In 1970s Korea, artistic meaning and intent were often easily reduced to political interpretation amid conditions of strict control and censorship. Within this context, Lee deliberately avoided approaches grounded in emotion, expression, or overt messaging. Instead, he established logical structures based on conditions and rules, which he then carried out through the body. “Subverting mechanisms of control was the only way for me to express, represent, and inscribe myself within those altered spaces of lives, where systems and authority had appropriated and invalidated public discursive capabilities,” he has said.
From the mid-1970s onward, he began to engage the body as a medium, referring to each action not as a “performance” but as an “Event,” and later as a “Logical Event.” Everyday actions such as walking, eating, and moving one’s hands were not spontaneous gestures, but executions designed to test how relationships between body, space, and time operate. These actions unfolded as formal experiments that made those relationships visible, and Lee continued to extend this line of inquiry across a wide range of media.
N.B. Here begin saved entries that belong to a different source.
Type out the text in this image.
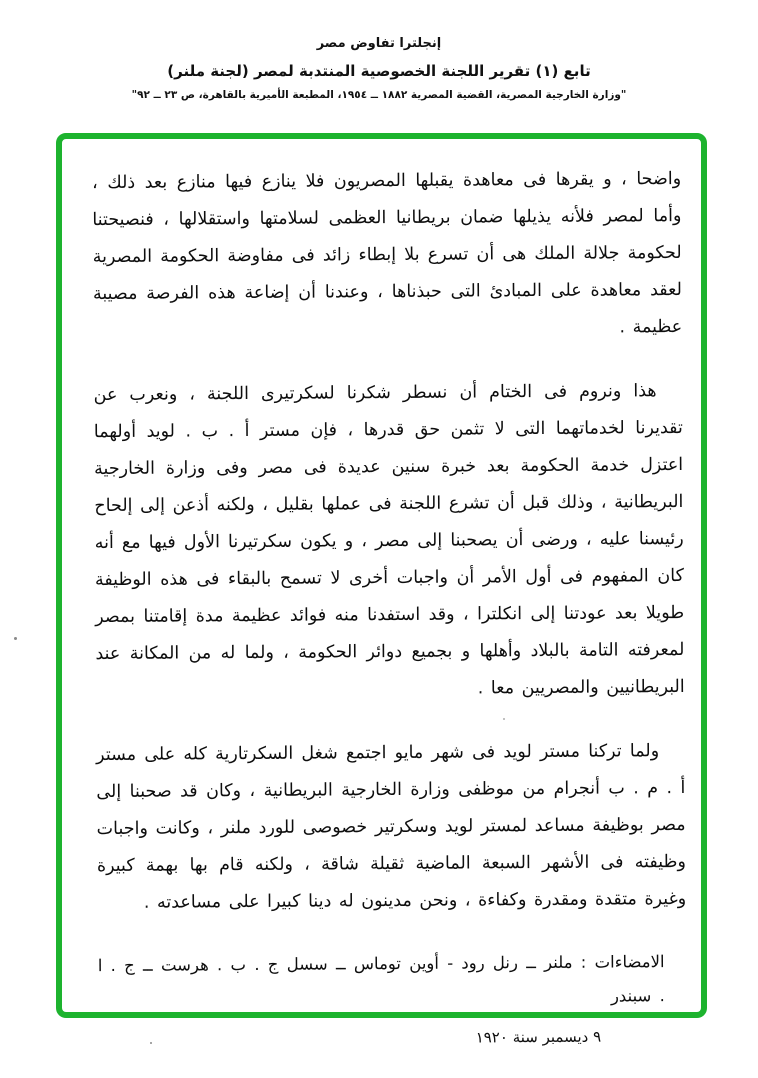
إنجلترا تفاوض مصر
تابع (١) تقرير اللجنة الخصوصية المنتدبة لمصر (لجنة ملنر)
"وزارة الخارجية المصرية، القضية المصرية ١٨٨٢ ــ ١٩٥٤، المطبعة الأميرية بالقاهرة، ص ٢٣ ــ ٩٢"

واضحا ، و يقرها فى معاهدة يقبلها المصريون فلا ينازع فيها منازع بعد ذلك ، وأما لمصر فلأنه يذيلها ضمان بريطانيا العظمى لسلامتها واستقلالها ، فنصيحتنا لحكومة جلالة الملك هى أن تسرع بلا إبطاء زائد فى مفاوضة الحكومة المصرية لعقد معاهدة على المبادئ التى حبذناها ، وعندنا أن إضاعة هذه الفرصة مصيبة عظيمة .

هذا ونروم فى الختام أن نسطر شكرنا لسكرتيرى اللجنة ، ونعرب عن تقديرنا لخدماتهما التى لا تثمن حق قدرها ، فإن مستر أ . ب . لويد أولهما اعتزل خدمة الحكومة بعد خبرة سنين عديدة فى مصر وفى وزارة الخارجية البريطانية ، وذلك قبل أن تشرع اللجنة فى عملها بقليل ، ولكنه أذعن إلى إلحاح رئيسنا عليه ، ورضى أن يصحبنا إلى مصر ، و يكون سكرتيرنا الأول فيها مع أنه كان المفهوم فى أول الأمر أن واجبات أخرى لا تسمح بالبقاء فى هذه الوظيفة طويلا بعد عودتنا إلى انكلترا ، وقد استفدنا منه فوائد عظيمة مدة إقامتنا بمصر لمعرفته التامة بالبلاد وأهلها و بجميع دوائر الحكومة ، ولما له من المكانة عند البريطانيين والمصريين معا .

ولما تركنا مستر لويد فى شهر مايو اجتمع شغل السكرتارية كله على مستر أ . م . ب أنجرام من موظفى وزارة الخارجية البريطانية ، وكان قد صحبنا إلى مصر بوظيفة مساعد لمستر لويد وسكرتير خصوصى للورد ملنر ، وكانت واجبات وظيفته فى الأشهر السبعة الماضية ثقيلة شاقة ، ولكنه قام بها بهمة كبيرة وغيرة متقدة ومقدرة وكفاءة ، ونحن مدينون له دينا كبيرا على مساعدته .

الامضاءات : ملنر ــ رنل رود - أوين توماس ــ سسل ج . ب . هرست ــ ج . ا . سبندر

٩ ديسمبر سنة ١٩٢٠
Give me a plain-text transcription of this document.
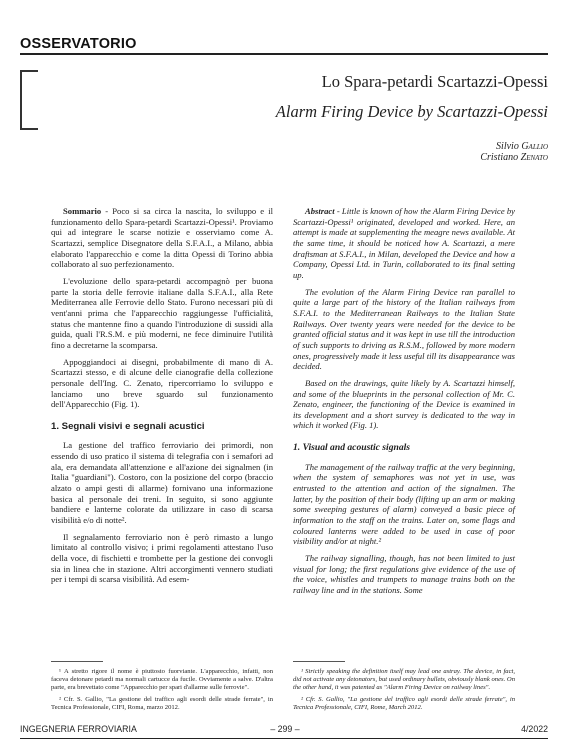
OSSERVATORIO
Lo Spara-petardi Scartazzi-Opessi
Alarm Firing Device by Scartazzi-Opessi
Silvio Gallio
Cristiano Zenato

Sommario - Poco si sa circa la nascita, lo sviluppo e il funzionamento dello Spara-petardi Scartazzi-Opessi¹. Proviamo qui ad integrare le scarse notizie e osserviamo come A. Scartazzi, semplice Disegnatore della S.F.A.I., a Milano, abbia elaborato l'apparecchio e come la ditta Opessi di Torino abbia collaborato al suo perfezionamento.

L'evoluzione dello spara-petardi accompagnò per buona parte la storia delle ferrovie italiane dalla S.F.A.I., alla Rete Mediterranea alle Ferrovie dello Stato. Furono necessari più di vent'anni prima che l'apparecchio raggiungesse l'ufficialità, status che mantenne fino a quando l'introduzione di sussidi alla guida, quali l'R.S.M. e più moderni, ne fece diminuire l'utilità fino a decretarne la scomparsa.

Appoggiandoci ai disegni, probabilmente di mano di A. Scartazzi stesso, e di alcune delle cianografie della collezione personale dell'Ing. C. Zenato, ripercorriamo lo sviluppo e lanciamo uno breve sguardo sul funzionamento dell'Apparecchio (Fig. 1).

1. Segnali visivi e segnali acustici

La gestione del traffico ferroviario dei primordi, non essendo di uso pratico il sistema di telegrafia con i semafori ad ala, era demandata all'attenzione e all'azione dei signalmen (in Italia "guardiani"). Costoro, con la posizione del corpo (braccio alzato o ampi gesti di allarme) fornivano una informazione basica al personale dei treni. In seguito, si sono aggiunte bandiere e lanterne colorate da utilizzare in caso di scarsa visibilità e/o di notte².

Il segnalamento ferroviario non è però rimasto a lungo limitato al controllo visivo; i primi regolamenti attestano l'uso della voce, di fischietti e trombette per la gestione dei convogli sia in linea che in stazione. Altri accorgimenti vennero studiati per i tempi di scarsa visibilità. Ad esem-

Abstract - Little is known of how the Alarm Firing Device by Scartazzi-Opessi¹ originated, developed and worked. Here, an attempt is made at supplementing the meagre news available. At the same time, it should be noticed how A. Scartazzi, a mere draftsman at S.F.A.I., in Milan, developed the Device and how a Company, Opessi Ltd. in Turin, collaborated to its final setting up.

The evolution of the Alarm Firing Device ran parallel to quite a large part of the history of the Italian railways from S.F.A.I. to the Mediterranean Railways to the Italian State Railways. Over twenty years were needed for the device to be granted official status and it was kept in use till the introduction of such supports to driving as R.S.M., followed by more modern ones, progressively made it less useful till its disappearance was decided.

Based on the drawings, quite likely by A. Scartazzi himself, and some of the blueprints in the personal collection of Mr. C. Zenato, engineer, the functioning of the Device is examined in its development and a short survey is dedicated to the way in which it worked (Fig. 1).

1. Visual and acoustic signals

The management of the railway traffic at the very beginning, when the system of semaphores was not yet in use, was entrusted to the attention and action of the signalmen. The latter, by the position of their body (lifting up an arm or making some sweeping gestures of alarm) conveyed a basic piece of information to the staff on the trains. Later on, some flags and coloured lanterns were added to be used in case of poor visibility and/or at night.²

The railway signalling, though, has not been limited to just visual for long; the first regulations give evidence of the use of the voice, whistles and trumpets to manage trains both on the railway line and in the stations. Some

¹ A stretto rigore il nome è piuttosto fuorviante. L'apparecchio, infatti, non faceva detonare petardi ma normali cartucce da fucile. Ovviamente a salve. D'altra parte, era brevettato come "Apparecchio per spari d'allarme sulle ferrovie".

² Cfr. S. Gallio, "La gestione del traffico agli esordi delle strade ferrate", in Tecnica Professionale, CIFI, Roma, marzo 2012.

¹ Strictly speaking the definition itself may lead one astray. The device, in fact, did not activate any detonators, but used ordinary bullets, obviously blank ones. On the other hand, it was patented as "Alarm Firing Device on railway lines".

² Cfr. S. Gallio, "La gestione del traffico agli esordi delle strade ferrate", in Tecnica Professionale, CIFI, Rome, March 2012.

INGEGNERIA FERROVIARIA	– 299 –	4/2022
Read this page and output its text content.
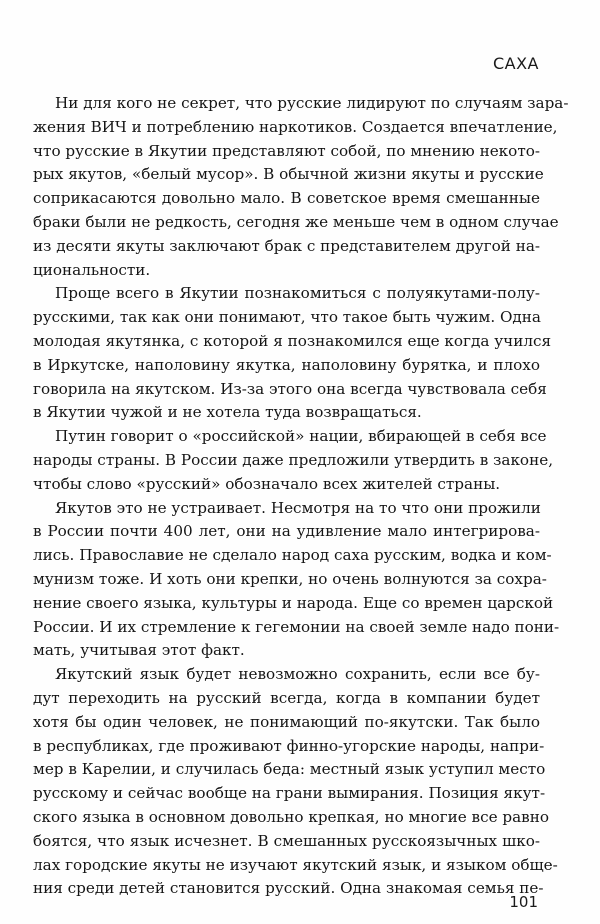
САХА
Ни для кого не секрет, что русские лидируют по случаям зара-
жения ВИЧ и потреблению наркотиков. Создается впечатление,
что русские в Якутии представляют собой, по мнению некото-
рых якутов, «белый мусор». В обычной жизни якуты и русские
соприкасаются довольно мало. В советское время смешанные
браки были не редкость, сегодня же меньше чем в одном случае
из десяти якуты заключают брак с представителем другой на-
циональности.
Проще всего в Якутии познакомиться с полуякутами-полу-
русскими, так как они понимают, что такое быть чужим. Одна
молодая якутянка, с которой я познакомился еще когда учился
в Иркутске, наполовину якутка, наполовину бурятка, и плохо
говорила на якутском. Из-за этого она всегда чувствовала себя
в Якутии чужой и не хотела туда возвращаться.
Путин говорит о «российской» нации, вбирающей в себя все
народы страны. В России даже предложили утвердить в законе,
чтобы слово «русский» обозначало всех жителей страны.
Якутов это не устраивает. Несмотря на то что они прожили
в России почти 400 лет, они на удивление мало интегрирова-
лись. Православие не сделало народ саха русским, водка и ком-
мунизм тоже. И хоть они крепки, но очень волнуются за сохра-
нение своего языка, культуры и народа. Еще со времен царской
России. И их стремление к гегемонии на своей земле надо пони-
мать, учитывая этот факт.
Якутский язык будет невозможно сохранить, если все бу-
дут переходить на русский всегда, когда в компании будет
хотя бы один человек, не понимающий по-якутски. Так было
в республиках, где проживают финно-угорские народы, напри-
мер в Карелии, и случилась беда: местный язык уступил место
русскому и сейчас вообще на грани вымирания. Позиция якут-
ского языка в основном довольно крепкая, но многие все равно
боятся, что язык исчезнет. В смешанных русскоязычных шко-
лах городские якуты не изучают якутский язык, и языком обще-
ния среди детей становится русский. Одна знакомая семья пе-
101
Pace’s exhibition in Seoul focuses on photographs, artist notes, and video works. For Lee, documentation of his performances is a vital phase of the work in which the established logic can be reread and reconfigured. Rather than remaining fixed events of the past, his performances pose new questions for the contemporary moment, inviting varied interpretations and readings through their structures and records.
The gallery’s show features videos of the premieres of Same Area (1975) and Indoor Measurement (1975), Lee’s first two major performance works, both of which debuted at Baekrok Gallery in Seoul on April 19, 1975. These seminal through repetitive actions such as folding and unfolding paper or cutting and connecting tape, logically articulating the relationships between space, the body, and objects. The exhibition also includes photographs documenting performances such as The Biscuit Eating (1977), Fence in the Gallery (1977), and Logic of the Hand 3 (1975), images that are being presented publicly for the first time at Pace. Together, these works shed new light on the logical experiments Lee initiated in the 1970s and continues exploring in his practice today. During the run of the exhibition, Lee will also present two live performances at the gallery—further details about these events will be announced in due course.
Lee Kun-Yong is a Korean artist who rose to prominence in the 1970s as a pioneer of performance and avantgarde art in South Korea. Lee is most known for his ‘Bodyscape’ paintings, which involve the artist painting traces of his bodily movements across the canvas.